Asliye Mahkemeleri, Asliye Hukuk ve Asliye Ticaret Mahkemeleri olarak ikiye ayrılır. Asliye Ticaret Mahkemeleri, Asliye Hukuk Mahkemesinin görevine giren ticari davaların çözümlendiği mahkemelerdir. Asliye Ticaret Mahkemesi’nin görevine giren işler dışında kalan tüm uyuşmazlıklar Asliye Hukuk Mahkemesince çözümlenir.
Asliye hukuk mahkemelerinin görevi HMK’nın 2. maddesinde düzenlenmiştir. Bu maddeye göre “dava konusunun değer ve miktarına bakılmaksızın malvarlığı haklarına ilişkin davalarla, şahıs varlığına ilişkin davalarda görevli mahkeme, aksine bir düzenleme bulunmadıkça asliye hukuk mahkemesidir.
Asliye ticaret mahkemesinin görevi yani hangi davaların ticari dava olduğu TTK’nın 4. maddesinde sayılmıştır. TTK’nın 4/1 maddesi; her iki tarafın da ticari işletmesiyle ilgili hususlardan doğan hukuk davaları ve çekişmesiz yargı işleri ile tarafların tacir olup olmadıklarına bakılmaksızın;…öngörülen hususlardan doğan hukuk davaları ticari dava ve ticari nitelikte çekişmesiz yargı işi sayılır şeklindedir.
Eldeki davada, davacı temliken tescil talebinde bulunmaktadır. Uyuşmazlık tarafların ticari işletmesi ile ilgili olmadığı gibi 6102 sayılı TTK’da sayılan ticari dava türlerinden de değildir. Uyuşmazlık TMK 724 maddesine dayalı temliken tescil isteğine ilişkindir. Dolayısıyla, davacının tüzel kişilik olarak mal varlığına ilişkin bir dava olup, uyuşmazlığı çözmekle görevli mahkeme Asliye Ticaret Mahkemesi değil, genel yetkili Asliye Hukuk Mahkemesidir.

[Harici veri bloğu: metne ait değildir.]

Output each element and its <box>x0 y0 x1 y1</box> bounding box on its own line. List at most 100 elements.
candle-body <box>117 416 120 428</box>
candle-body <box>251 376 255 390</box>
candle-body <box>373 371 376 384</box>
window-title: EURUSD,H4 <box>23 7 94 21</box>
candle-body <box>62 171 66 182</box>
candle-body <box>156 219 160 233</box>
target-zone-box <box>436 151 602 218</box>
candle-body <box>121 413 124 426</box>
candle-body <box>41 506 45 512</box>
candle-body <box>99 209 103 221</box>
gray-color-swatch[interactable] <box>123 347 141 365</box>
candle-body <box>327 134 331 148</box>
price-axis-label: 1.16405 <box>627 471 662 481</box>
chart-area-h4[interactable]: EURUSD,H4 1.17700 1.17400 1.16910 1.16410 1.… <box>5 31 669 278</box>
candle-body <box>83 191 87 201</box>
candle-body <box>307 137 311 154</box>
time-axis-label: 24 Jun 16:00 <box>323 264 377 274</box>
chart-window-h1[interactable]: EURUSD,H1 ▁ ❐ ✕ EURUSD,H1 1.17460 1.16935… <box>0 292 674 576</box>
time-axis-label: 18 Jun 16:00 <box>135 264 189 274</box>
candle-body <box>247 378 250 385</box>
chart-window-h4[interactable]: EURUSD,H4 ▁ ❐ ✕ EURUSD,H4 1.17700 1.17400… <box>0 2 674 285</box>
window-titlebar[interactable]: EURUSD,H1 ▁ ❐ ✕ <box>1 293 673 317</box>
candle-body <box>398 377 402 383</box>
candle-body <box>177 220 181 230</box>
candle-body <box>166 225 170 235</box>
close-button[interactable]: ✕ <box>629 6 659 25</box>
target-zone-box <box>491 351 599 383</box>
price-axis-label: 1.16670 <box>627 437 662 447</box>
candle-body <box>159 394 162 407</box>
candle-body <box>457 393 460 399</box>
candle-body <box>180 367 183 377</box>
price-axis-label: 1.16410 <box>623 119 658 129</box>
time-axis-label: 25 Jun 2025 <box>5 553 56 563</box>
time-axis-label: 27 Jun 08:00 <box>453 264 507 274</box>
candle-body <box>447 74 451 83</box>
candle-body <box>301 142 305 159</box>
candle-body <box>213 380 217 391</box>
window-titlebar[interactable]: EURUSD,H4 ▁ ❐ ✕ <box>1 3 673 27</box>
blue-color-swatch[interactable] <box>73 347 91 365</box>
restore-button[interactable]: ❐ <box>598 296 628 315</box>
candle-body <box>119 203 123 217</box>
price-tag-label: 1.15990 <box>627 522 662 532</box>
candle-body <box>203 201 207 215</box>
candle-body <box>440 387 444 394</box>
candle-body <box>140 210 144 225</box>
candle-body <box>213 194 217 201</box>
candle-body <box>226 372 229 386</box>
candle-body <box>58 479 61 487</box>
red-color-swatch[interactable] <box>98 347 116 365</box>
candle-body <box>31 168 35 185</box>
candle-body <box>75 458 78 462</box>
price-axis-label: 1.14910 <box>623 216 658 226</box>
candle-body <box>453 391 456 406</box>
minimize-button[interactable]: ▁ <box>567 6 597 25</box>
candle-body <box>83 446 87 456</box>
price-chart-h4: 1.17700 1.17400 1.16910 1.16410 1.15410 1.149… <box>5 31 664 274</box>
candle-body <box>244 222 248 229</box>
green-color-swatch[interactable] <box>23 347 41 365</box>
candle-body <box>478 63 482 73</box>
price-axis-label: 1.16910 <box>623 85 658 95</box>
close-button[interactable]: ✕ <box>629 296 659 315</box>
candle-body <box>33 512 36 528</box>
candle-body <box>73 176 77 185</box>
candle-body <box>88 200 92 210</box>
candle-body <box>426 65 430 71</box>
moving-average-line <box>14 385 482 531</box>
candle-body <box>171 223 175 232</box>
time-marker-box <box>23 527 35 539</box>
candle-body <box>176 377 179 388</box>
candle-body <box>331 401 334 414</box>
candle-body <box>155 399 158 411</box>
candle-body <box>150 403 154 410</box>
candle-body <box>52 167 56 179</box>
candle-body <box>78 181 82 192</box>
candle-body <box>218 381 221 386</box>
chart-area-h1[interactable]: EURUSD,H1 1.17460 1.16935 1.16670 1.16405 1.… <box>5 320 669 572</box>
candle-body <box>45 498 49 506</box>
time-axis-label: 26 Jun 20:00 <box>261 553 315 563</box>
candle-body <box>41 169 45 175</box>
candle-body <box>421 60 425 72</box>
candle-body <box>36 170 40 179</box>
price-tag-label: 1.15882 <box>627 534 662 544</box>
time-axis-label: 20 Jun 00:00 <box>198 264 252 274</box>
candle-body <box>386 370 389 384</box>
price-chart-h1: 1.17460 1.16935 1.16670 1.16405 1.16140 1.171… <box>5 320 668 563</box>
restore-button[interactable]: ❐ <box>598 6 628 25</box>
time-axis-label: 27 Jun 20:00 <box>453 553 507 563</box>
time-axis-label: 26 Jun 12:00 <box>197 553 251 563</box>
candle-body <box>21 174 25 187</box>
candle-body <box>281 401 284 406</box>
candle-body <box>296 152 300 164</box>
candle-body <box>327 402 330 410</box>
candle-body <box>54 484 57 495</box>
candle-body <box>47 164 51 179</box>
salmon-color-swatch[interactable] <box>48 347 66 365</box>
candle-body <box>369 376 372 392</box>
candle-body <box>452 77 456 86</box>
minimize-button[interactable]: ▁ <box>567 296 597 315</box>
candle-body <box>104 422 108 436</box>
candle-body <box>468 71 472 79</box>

Bu nedenle ilk derece mahkemesi tarafından görevli mahkemenin Asliye Hukuk Mahkemesi olduğundan bahisle davanın dava şartı yokluğu nedeniyle reddine karar verilmesinde usul ve yasaya aykırı bir yön bulunmamaktadır.

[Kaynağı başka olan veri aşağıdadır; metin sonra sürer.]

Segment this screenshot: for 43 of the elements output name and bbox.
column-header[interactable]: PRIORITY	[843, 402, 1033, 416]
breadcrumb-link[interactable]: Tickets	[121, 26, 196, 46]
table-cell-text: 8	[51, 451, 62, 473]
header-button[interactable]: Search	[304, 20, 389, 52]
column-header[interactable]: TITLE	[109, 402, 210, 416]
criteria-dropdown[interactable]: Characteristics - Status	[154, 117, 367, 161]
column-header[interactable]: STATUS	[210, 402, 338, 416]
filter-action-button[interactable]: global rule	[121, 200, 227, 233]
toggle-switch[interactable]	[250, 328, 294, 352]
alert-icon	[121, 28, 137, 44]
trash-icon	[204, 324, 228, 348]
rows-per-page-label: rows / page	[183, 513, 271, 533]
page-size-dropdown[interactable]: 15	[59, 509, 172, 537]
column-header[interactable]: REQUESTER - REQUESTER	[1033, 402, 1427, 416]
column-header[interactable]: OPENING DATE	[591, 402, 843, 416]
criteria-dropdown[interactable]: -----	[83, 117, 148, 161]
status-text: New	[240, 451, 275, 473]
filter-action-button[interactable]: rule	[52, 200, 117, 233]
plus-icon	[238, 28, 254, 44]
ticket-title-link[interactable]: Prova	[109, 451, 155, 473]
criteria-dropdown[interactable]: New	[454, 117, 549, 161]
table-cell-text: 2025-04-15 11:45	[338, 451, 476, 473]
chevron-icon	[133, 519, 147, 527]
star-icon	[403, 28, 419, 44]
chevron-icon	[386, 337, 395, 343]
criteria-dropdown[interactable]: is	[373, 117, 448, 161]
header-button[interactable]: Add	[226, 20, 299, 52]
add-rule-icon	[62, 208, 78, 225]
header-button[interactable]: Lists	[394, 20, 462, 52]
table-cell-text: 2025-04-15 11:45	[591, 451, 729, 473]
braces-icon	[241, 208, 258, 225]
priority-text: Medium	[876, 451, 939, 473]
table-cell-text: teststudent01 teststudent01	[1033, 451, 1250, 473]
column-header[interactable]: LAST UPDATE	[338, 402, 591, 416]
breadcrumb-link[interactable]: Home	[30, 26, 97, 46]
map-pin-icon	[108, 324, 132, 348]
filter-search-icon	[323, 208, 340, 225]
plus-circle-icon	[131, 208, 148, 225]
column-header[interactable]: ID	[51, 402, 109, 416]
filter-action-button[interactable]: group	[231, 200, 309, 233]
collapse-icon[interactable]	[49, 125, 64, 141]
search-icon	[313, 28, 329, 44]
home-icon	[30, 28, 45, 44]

Bu durumda, istinaf kanun yoluna başvuranın dilekçesinde yer verdiği itirazların açıklanan gerekçe ışığında yerinde olmamasına, kararda kamu düzenine ilişkin bir aykırılık bulunmamasına, kararının usul ve esas yönünden hukuka uygun olmasına göre, duruşma açılmasına gerek görülmeyerek Hukuk Muhakemeleri Kanunu’nun 353/1-b-1. maddesi gereğince istinaf başvurusunun esastan reddine karar verilmesi gerekmiştir.

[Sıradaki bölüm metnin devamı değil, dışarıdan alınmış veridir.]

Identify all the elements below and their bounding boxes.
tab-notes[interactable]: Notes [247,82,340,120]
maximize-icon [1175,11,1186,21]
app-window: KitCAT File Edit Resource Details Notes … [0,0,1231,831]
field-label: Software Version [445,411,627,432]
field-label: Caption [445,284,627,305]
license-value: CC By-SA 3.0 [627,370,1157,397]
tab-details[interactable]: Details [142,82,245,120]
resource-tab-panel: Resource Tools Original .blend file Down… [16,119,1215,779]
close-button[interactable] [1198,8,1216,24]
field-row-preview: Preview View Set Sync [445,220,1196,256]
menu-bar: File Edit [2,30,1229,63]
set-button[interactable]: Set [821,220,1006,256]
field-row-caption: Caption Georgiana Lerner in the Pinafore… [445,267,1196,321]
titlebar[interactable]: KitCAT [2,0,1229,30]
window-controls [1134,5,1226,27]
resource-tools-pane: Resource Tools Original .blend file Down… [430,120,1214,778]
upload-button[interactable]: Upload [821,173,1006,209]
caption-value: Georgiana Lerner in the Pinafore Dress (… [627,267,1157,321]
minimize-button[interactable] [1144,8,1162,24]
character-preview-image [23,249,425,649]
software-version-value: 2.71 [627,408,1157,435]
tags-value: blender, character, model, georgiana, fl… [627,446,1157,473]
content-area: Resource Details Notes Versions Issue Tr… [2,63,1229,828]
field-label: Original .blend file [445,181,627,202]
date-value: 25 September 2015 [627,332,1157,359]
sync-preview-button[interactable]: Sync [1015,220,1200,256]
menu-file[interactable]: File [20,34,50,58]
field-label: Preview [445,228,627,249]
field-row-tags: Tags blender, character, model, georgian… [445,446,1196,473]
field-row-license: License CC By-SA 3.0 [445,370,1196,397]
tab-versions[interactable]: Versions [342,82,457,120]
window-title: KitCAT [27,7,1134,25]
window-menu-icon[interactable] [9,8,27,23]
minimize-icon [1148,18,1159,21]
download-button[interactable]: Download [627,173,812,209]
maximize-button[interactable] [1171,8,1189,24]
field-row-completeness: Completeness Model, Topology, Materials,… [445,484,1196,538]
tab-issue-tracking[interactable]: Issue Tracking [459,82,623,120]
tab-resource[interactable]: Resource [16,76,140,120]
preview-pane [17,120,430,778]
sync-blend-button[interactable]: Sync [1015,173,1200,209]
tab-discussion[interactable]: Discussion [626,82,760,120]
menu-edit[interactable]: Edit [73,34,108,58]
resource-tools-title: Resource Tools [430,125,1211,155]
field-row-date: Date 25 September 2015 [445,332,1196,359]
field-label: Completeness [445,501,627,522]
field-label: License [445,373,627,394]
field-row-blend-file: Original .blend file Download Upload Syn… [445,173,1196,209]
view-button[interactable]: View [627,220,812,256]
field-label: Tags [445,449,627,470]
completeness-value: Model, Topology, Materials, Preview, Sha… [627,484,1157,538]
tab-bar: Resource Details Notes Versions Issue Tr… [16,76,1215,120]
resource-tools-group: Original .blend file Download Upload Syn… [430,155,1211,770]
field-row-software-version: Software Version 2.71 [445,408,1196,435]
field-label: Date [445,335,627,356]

HÜKÜM : Yukarıda açıklanan nedenlerle;
1-Davacı vekilinin istinaf başvurusunun Hukuk Muhakemeleri Kanunu’nun 353/1-b-1 maddesi uyarınca ESASTAN REDDİNE,
2-Davacı yönünden istinaf karar harcı olan 80,70 TL peşin alındığından yeniden alınmasına yer olmadığına,
3-İstinaf başvurusu nedeni ile davacı tarafından yapılan 220,70 TL istinaf kanun yoluna başvurma harcı ile yargılama giderlerinin kendi üzerinde bırakılmasına,
4-HMK’nın 359/4. maddesi gereğince, temyizi kabil olmayan kararın ilk derece mahkemesi tarafından resen tebliğe çıkarılmasına,
Dosya üzerinden yapılan inceleme neticesinde, HMK’nın 362/1-c maddesi uyarınca kesin olmak üzere 07.10.2022 tarihinde oy birliği ile karar verildi.